Le gouvernement américain a souligné qu’il n’y a «jamais eu de vérité» dans les accusations de l’ancien Premier ministre pakistanais Imran Jan concernant une prétendue «conspiration» menée par Washington pour le chasser du pouvoir, quelques jours après qu’il soit revenu sur ses affirmations après avoir insisté pendant des mois sur ses allégations.
«Il y a eu un petit recul (de la part de Jan)», a déclaré Vedant Patel, un porte-parole du département d’État. «Comme nous l’avons dit précédemment, il n’y a pas et il n’y a jamais eu de vérité dans ces allégations», a-t-il déclaré.
Il a souligné que «les États-Unis apprécient la coopération de longue date avec le Pakistan et ont toujours considéré qu’un Pakistan prospère et démocratique était essentiel aux intérêts américains». «Cela reste inchangé», a souligné M. Patel.
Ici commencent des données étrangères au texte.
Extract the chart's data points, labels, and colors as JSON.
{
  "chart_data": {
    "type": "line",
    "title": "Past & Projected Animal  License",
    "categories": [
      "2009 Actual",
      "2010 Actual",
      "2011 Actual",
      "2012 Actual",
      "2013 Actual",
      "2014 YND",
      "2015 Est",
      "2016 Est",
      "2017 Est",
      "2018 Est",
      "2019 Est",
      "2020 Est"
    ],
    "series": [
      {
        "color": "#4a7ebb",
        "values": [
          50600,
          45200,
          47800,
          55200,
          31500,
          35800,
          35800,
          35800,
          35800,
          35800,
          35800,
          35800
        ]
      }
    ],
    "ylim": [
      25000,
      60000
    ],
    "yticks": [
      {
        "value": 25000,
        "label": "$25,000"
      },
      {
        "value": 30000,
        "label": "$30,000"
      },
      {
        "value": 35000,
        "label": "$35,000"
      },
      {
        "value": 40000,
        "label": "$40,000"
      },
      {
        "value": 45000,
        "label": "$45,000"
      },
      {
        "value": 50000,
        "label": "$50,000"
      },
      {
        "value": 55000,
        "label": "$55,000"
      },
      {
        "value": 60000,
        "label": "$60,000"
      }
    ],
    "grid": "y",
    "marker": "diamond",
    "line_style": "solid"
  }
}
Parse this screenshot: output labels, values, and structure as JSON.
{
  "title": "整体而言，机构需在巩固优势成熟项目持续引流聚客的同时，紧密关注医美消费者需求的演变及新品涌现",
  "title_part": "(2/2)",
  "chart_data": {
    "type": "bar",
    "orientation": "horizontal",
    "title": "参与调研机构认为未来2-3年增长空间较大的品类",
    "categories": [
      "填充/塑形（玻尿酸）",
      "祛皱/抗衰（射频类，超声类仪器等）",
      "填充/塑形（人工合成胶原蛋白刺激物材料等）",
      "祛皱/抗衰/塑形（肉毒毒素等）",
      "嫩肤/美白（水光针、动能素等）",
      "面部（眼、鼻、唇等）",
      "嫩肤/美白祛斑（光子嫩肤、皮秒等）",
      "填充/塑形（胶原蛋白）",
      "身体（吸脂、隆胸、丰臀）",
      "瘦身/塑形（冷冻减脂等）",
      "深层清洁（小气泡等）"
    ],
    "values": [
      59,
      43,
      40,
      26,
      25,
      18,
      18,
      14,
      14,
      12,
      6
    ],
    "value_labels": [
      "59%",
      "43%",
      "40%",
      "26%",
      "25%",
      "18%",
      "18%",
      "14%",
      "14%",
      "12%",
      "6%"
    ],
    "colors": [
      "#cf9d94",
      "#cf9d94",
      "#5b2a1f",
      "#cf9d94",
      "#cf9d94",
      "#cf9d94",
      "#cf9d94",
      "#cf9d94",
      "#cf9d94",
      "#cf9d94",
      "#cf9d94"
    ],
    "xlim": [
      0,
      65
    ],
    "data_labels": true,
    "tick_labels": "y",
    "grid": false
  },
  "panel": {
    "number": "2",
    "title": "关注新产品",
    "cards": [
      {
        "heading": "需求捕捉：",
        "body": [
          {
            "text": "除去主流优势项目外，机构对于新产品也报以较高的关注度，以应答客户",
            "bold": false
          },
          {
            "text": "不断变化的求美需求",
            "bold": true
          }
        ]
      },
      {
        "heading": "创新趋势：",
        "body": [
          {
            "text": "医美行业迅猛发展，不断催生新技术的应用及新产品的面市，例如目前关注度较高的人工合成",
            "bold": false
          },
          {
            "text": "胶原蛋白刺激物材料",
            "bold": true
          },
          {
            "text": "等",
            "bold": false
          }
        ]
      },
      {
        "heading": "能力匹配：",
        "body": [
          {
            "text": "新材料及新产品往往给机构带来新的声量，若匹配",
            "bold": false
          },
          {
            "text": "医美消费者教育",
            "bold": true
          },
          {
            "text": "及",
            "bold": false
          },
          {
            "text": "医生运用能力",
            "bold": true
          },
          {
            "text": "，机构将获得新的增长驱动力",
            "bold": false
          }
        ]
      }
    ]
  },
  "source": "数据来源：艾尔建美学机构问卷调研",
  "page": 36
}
«Nous n’avons pas de position ou de candidat politique d’un parti contre un autre. Nous soutenons le respect pacifique des principes démocratiques, constitutionnels et juridiques. Nous ne laisserons pas la propagande et la désinformation faire obstacle à une relation bilatérale», a-t-il réaffirmé.
Dans une interview publiée ce week-end par le Financial Times, M. Jan a déclaré qu’il ne «blâme» plus Washington pour le vote de défiance qui l’a écarté du pouvoir en avril, avant d’indiquer qu’il s’agit d’un événement qu’il a «laissé derrière lui». Il a également souligné qu’il souhaitait une relation «digne» entre les deux pays.
En réponse, le gouvernement pakistanais a déclaré que l’ancien premier ministre devra répondre de son changement d’avis. Le ministre de l’information, Marriyum Aurangzeb, a souligné que Jan «devra répondre d’un récit sur la base duquel des mensonges et le chaos ont été répandus dans le pays».
M. Jan, qui, dans les semaines qui ont précédé et suivi la motion de censure à son encontre, a accusé les États-Unis de mener un complot visant à l’écarter du pouvoir, a appelé à des manifestations pour réclamer des élections anticipées. Au cours d’une de ces manifestations, il a survécu à une tentative d’assassinat après avoir reçu plusieurs balles dans la jambe.
Le chef du parti Pakistan Tehrik-e-Insaf (PTI), qui est devenu le premier dirigeant pakistanais à être évincé par une motion de défiance, a été disqualifié fin octobre par la commission électorale pour avoir omis de déclarer l’argent provenant de la vente de cadeaux et de présents reçus de dirigeants internationaux lorsqu’il était en fonction.
Son départ du pouvoir a été suivi d’une tension politique croissante, marquée par une série de scandales liés à des transferts et par des manifestations de masse pour et contre le premier ministre, qui a été dénoncé par l’alliance d’opposition du Mouvement démocratique pakistanais (PDM) comme une «marionnette» de l’armée. Les forces armées sont considérées comme la force la plus puissante du Pakistan depuis son indépendance du Raj britannique en 1947.